Max griff als nächstes zum Telefon und rief im Pfarrhaus an. Sebastian war zwei Minuten später da.
»Jetzt wird’s kriminell!« stellte der Bergpfarrer fest. »Wer könnt’ ein Interesse haben, dem Tobias so zu schaden?«
»Das überleg’ ich schon die ganze Zeit«, erwiderte der Heimkehrer. »Es kann eigentlich nur der Bursche sein, mit dem ich Samstagnacht aneinander geraten bin.«
»Florian Waldner!«
Sebastian nickte. Er war entsetzt über das was geschehen war, aber es erschütterte ihn auch, was Tobias über Kathi und deren Eltern erzählte.
»Darum werd’ ich mich später kümmern«, sagte der Geistliche. »Jetzt geht’s erstmal darum, die Sache mit dem Wild aufzuklären. Der Florian also. Das paßt, er war mit der Kathi befreundet und hat allen Grund, auf Tobias böse zu sein.«
»Aber wir haben keine Beweise«, stellte Max klar.
»Leider«, sagte sein Bruder. »Trotzdem werd’ ich mir den Burschen mal vorknöpfen.«
Doch dazu sollte es nicht mehr kommen. Die Tür zur Revierstube öffnete sich, und Alois Brandhuber trat ein.
»Was willst’ du denn hier?« fragte Max.
Der selbsternannte Wunderheiler von St. Johann sah die drei Männer schweigend an. Daß der Geistliche auch da war, störte ihn ein wenig. Wenn es ihm möglich war, ging Loisl ihm lieber aus dem Weg.
Er räusperte sich und deutete auf Tobias, der auf einem Stuhl saß.
»Der da war’s net«, sagte der Alte.
Die drei sahen ihn überrascht an.
»Was war er net?« hakte der Polizeibeamte nach.

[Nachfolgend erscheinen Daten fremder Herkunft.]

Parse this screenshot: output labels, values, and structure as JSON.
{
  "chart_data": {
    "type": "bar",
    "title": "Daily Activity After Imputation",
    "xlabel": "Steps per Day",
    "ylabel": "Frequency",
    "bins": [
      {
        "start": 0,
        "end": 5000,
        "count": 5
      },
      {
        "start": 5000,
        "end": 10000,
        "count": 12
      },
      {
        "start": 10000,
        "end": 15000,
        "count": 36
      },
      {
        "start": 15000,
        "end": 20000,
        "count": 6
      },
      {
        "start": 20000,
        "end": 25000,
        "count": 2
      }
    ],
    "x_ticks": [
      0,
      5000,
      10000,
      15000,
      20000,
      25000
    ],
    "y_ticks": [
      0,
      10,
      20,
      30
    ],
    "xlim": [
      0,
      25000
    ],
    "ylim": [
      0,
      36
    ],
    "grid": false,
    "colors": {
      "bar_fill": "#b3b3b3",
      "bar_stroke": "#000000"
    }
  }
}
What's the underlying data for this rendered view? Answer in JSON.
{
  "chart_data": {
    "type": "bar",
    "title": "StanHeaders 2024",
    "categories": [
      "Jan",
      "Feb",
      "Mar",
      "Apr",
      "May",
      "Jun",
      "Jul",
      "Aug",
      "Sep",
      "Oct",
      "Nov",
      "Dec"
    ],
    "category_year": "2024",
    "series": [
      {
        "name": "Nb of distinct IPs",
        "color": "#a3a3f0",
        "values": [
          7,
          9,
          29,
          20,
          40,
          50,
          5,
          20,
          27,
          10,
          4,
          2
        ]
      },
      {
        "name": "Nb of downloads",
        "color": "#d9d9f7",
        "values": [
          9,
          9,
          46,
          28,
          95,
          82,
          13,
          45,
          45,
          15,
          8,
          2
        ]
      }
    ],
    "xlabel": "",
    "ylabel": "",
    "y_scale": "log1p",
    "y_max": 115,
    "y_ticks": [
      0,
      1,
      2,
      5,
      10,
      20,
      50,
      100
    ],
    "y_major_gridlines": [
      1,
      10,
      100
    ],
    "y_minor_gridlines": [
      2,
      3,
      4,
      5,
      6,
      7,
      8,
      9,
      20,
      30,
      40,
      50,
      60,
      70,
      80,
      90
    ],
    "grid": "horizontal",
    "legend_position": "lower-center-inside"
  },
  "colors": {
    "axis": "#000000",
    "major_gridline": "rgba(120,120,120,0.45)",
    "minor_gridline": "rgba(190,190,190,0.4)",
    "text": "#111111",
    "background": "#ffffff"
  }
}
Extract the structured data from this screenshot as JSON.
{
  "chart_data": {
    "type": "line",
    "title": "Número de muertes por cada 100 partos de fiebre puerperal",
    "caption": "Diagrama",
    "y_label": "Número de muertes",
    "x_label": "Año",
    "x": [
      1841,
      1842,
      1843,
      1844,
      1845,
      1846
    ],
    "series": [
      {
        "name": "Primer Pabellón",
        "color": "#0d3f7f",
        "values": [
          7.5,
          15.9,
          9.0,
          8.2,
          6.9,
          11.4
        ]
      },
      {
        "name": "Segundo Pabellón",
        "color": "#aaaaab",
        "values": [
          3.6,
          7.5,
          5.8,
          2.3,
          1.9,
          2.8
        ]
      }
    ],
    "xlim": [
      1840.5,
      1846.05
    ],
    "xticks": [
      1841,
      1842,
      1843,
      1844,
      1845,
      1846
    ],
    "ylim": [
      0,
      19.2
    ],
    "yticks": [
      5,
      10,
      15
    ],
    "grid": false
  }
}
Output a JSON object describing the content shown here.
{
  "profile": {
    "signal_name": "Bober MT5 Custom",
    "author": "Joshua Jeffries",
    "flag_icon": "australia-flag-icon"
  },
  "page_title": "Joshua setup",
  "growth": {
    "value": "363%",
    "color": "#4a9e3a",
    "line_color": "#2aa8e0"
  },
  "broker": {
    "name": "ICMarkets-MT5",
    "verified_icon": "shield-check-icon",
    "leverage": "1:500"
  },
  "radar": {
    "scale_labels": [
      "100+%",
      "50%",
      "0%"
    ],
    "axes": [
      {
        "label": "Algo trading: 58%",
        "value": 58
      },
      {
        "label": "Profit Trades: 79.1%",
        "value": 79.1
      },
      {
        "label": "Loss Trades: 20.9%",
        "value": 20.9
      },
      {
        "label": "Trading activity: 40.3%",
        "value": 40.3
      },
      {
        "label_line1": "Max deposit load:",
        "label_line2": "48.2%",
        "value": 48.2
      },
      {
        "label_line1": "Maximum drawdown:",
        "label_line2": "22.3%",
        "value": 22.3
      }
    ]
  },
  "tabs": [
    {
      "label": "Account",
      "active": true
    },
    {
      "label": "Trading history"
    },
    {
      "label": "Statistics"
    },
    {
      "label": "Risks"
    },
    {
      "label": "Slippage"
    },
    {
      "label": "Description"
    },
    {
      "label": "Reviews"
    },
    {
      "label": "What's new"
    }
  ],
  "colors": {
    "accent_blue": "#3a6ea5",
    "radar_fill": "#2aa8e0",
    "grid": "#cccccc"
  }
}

»Na, das mit der Wilderei. Wir haben sie gesehen, die geschossen haben.«
»Wer ist wir?« fragte Sebastian. »Und wer hat geschossen?«
»Wir... also der Richard und ich...«
»Richard Carpenter?« unterbrach der Geistliche ihn.
»Sag’ ich doch«, nickte Loisl ungehalten. »Also der Richard und ich waren in der Nacht los, die Heilblume zu pflücken. Das geht nämlich nur bei Vollmond, sonst entfaltet sie ihre Wirkung net...«
»Also was ist geschehen?« rief Max ungeduldig.
Der Wunderheiler erzählte. Nicht nur, daß er die beiden Männer genau beschreiben konnte, er wußte auch den Namen des einen – er lautete Georg Heppner.
Sebastian sah Loisl an.
»Du ahnst vielleicht net, wie wertvoll deine Aussage ist«, sagte er. »Aber du hast uns sehr geholfen.«
Er nickte Max und Tobias zu.
»Dann mal los!«
Während Tobias nach Hause ging, fuhr Max los, um den Knecht festzunehmen. Sebastian schlug den Weg zum Steingruberhof ein.
*
Kathi fiel ihrem Liebsten um den Hals, als er durch die Tür kam.
»Der Heppner war’s?« sagte sie erstaunt. »Der war mir noch nie ganz geheuer.«
»Aber es war noch einer beteiligt«, bemerkte Tobias. »Ich kann mir nur vorstellen, daß es der Waldner ist.«
»Florian?«
Kathi war noch erstaunter.
»Der kann doch keiner Fliege was zuleide tun.«
»Trotzdem steht er unter Verdacht. Max meint, er würd’ sehr oft mit dem Heppner zusammenhocken, und Hochwürden ist auch der Meinung.«
Tobias winkte ab.
»Aber das ist mir alles wurscht«, meinte er. »Die Hauptsache ist, daß der Ärger jetzt vorüber ist.«
»Das freut mich auch am meisten«, nickte Kathi und gab ihm noch einen Kuß. »Und jetzt?«
Tobias deutete auf den Terrassentisch.
»Jetzt kochen wir frischen Kaffee, und dann wird endlich gefrühstückt!«
Max Trenker fuhr auf den Brandnerhof und stieg aus. Eine Magd kam aus dem Haus und schaute ihn neugierig an.
»Grüß dich. Ist was gescheh’n?« fragte sie.